Perderam as primeiras batalhas. Embarcaram no movimento por eleições diretas liderado por Ulisses Guimarães, Tancredo Neves, políticos que continuavam atuantes, um Deputado, outro governador de estado. Os atuais senhores governantes, embarcaram travestidos de democratas. Utilizaram-se de um líder sindical, registraram um novo partido. Chegaram ao poder. Mentiram, prometeram mundos e fundos. Fizeram proselitismo continuado e continuam usando máscara de democratas.

Traição à pátria, traição à nação, traição cultural, roubo continuado, instituições inoperantes, economia e finanças, de uns poucos – banqueiros, empresários, corporações internacionais, políticos – prestigiada. E o resto que se dane! A Lei? Ora, a lei...

Arlindo Alexandre Montenegro é Apicultor.

5 comentários:

Anônimo disse...

Agora a história foi bem contada.

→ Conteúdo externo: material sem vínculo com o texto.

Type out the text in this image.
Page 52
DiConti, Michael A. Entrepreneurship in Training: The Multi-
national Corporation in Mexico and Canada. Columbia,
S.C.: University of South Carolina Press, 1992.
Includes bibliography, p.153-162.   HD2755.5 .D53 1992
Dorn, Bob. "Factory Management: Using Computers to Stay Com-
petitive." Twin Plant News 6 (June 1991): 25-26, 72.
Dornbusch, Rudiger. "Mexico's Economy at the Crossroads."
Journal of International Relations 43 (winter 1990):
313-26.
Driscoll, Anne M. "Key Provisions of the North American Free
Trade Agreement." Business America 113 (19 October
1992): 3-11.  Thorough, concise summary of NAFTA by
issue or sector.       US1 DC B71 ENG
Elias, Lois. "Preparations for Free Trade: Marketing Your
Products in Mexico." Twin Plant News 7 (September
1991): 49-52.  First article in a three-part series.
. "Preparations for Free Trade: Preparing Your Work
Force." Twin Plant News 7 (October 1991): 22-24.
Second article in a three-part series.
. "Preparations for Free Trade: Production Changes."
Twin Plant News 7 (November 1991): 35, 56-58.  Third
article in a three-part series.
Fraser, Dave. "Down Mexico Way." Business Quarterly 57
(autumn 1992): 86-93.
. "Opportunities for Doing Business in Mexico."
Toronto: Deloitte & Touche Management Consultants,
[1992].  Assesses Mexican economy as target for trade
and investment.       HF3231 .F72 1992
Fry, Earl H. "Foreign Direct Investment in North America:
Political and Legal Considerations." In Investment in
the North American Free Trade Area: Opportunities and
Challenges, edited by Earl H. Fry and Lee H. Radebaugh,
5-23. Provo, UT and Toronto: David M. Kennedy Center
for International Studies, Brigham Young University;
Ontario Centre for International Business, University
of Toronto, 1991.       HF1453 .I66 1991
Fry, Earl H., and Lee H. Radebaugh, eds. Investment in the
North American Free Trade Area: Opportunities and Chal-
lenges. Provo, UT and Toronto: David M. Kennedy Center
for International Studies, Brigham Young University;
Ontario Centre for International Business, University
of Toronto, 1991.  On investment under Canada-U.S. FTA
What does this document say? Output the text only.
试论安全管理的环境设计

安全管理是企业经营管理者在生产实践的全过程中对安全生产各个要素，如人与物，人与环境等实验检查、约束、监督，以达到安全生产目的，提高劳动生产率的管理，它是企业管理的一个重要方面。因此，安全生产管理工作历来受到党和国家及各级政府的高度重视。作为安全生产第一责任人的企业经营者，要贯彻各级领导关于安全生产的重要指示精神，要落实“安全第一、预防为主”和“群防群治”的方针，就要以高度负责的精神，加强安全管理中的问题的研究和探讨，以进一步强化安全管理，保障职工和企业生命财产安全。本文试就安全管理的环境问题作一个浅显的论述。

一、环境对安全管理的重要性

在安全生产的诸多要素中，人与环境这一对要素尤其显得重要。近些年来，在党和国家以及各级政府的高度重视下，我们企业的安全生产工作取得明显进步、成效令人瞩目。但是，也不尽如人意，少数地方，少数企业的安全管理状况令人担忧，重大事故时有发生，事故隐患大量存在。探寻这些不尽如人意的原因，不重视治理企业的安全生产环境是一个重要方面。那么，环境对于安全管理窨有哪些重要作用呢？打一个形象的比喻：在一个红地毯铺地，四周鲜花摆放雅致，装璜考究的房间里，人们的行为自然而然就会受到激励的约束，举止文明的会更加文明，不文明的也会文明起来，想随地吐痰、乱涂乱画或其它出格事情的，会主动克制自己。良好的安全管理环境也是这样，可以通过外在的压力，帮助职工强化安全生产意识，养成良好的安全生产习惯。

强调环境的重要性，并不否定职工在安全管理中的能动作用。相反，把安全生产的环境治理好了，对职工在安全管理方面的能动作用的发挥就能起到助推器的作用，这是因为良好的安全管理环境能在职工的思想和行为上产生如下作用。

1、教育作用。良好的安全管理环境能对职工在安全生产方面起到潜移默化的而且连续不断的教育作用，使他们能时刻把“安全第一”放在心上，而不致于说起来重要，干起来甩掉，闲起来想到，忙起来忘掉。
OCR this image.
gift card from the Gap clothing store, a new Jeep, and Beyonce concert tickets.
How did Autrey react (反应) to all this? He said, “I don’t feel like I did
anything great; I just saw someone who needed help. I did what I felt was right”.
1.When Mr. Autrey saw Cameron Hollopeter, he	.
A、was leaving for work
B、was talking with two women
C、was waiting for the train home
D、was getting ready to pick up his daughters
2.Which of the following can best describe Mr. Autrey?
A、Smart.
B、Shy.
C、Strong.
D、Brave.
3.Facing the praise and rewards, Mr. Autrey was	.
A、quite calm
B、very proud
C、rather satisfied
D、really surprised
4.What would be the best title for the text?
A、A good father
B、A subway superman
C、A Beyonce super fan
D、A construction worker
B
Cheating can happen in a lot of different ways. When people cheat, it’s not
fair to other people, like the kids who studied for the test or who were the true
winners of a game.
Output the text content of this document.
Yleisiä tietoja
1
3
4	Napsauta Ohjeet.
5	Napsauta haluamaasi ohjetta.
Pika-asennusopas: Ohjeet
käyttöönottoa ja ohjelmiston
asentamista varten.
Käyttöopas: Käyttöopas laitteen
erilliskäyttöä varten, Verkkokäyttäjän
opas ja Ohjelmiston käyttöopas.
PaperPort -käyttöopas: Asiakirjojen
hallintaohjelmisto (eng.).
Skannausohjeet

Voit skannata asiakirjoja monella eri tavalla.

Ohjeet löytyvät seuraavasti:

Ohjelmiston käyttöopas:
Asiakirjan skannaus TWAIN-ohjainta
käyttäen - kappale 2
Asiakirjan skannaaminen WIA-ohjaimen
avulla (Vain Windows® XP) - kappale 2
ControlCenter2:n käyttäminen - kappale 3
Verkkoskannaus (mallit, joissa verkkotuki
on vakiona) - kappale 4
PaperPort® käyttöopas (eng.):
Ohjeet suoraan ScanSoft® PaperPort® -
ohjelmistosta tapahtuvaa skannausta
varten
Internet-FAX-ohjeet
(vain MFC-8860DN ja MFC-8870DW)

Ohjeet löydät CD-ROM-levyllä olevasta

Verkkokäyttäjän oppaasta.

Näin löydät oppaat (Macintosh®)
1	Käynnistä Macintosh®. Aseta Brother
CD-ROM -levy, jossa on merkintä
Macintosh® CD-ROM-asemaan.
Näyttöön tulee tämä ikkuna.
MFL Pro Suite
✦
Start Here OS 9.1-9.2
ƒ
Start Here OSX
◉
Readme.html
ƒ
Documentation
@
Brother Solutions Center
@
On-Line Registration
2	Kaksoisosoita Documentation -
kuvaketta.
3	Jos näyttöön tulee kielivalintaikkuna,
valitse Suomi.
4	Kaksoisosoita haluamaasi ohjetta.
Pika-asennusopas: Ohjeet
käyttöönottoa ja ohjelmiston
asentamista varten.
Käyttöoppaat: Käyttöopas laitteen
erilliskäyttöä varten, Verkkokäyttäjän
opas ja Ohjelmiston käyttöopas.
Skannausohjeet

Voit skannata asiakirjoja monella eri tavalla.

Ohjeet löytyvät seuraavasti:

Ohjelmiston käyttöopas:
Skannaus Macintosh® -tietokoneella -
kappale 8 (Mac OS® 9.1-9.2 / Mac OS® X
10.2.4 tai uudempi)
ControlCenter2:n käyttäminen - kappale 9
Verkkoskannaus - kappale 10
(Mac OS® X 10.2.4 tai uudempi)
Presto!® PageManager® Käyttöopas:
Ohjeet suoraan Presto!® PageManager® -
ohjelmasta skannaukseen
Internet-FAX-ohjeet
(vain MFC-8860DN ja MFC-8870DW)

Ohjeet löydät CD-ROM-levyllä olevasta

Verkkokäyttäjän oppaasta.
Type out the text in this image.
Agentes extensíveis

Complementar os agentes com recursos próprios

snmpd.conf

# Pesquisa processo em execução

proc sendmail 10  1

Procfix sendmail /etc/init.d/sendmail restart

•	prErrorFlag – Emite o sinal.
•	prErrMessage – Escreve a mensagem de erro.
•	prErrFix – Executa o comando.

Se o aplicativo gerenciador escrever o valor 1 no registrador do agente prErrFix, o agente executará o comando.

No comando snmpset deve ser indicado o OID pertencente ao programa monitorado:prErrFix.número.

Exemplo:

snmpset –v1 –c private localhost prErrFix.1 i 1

Eu tinha 25 anos em 1964. Viví a época com conhecimento. Operário metalúrgico desde os 17 anos e estudante noturno. Foi desse jeito. Outra narrativa é mentirosa.

BRAGA disse...

Parabéns Arlindo.
“Anônimo”, eu também vivi a época com conhecimento. Em 1964 tinha 22 anos, estudava a noite e trabalhava. Vocês “perderam”, em virtude da intolerância, do formalismo e dialética ultrapassados. Trazer sistemas e ideologias estrangeiras e empurrá-las goela abaixo no Brasil. Burrice! Logo vocês que ruminavam xenofobia por todos os poros.
Incoerência. Também discordava e me arriscava, pois não tinha dinheiro para curtir o doce exílio de muitos “camaradas”.
Não ganho abono de perseguido político.
Realmente, o PT é uma Patota de Traidores. Só “acordei” em 2002.
Motivo: votei no Lula e no PT de 1989 a 2002.
Se vocês fizerem as cagadas dos anos 60, vão ver o que é ditadura.
Petralhas apedeutas. Não aprendem.

Anônimo disse...

josé,
parece que você está me confundindo, ou estou errado? Eu não faço parte da turma dos "vocês" que perderam. E também não votei no lula nem no pt em nenhum período. Em todos os momentos da história eleitoral do Brasil os eleitores têm sido esbulhados e feitos de trouxas de uma maneira ou de outra. Lá no passado era o voto de cabresto, depois veio o estado novo, depois a "ditabranda", hoje são as urnas eletrônicas. É meu caro. É dura a vida! Haja enganação e fé!

BRAGA disse...

Boa tarde anonônimo.
Reli seu comentário. Na primeira leitura, talvez não tenha entendido direito. Nunca fui de esquerda. O sistema que imperava antes de 1964, não dava chance a ninguém, que não fosse “bem nascido”, de progredir. Também não gosto de “ditabrandas” e assemelhados.
Acreditei nas propostas do Lula, por isso votei nele. Fiz a opção. Quando chegou ao poder, vi que nada mudou. Em nada ele diferia dos outros. Não voto mais em ninguém (não sou omisso!). Não troco seis por meia dúzia!
Desculpe por algum equívoco.

Anônimo disse...

não vejo mais motivos e nem relevância para ficar perdendo tempo falando do passado político, é tocar a bola pra frente e rezar para que robem menos. nunca ouvi falar em momento algum que a história política do Braisl tenha sido diferente dos dias atuais. política é uma palavra que quando ouço ja me traz noçao de enganação. marketing meu caro, mrketing.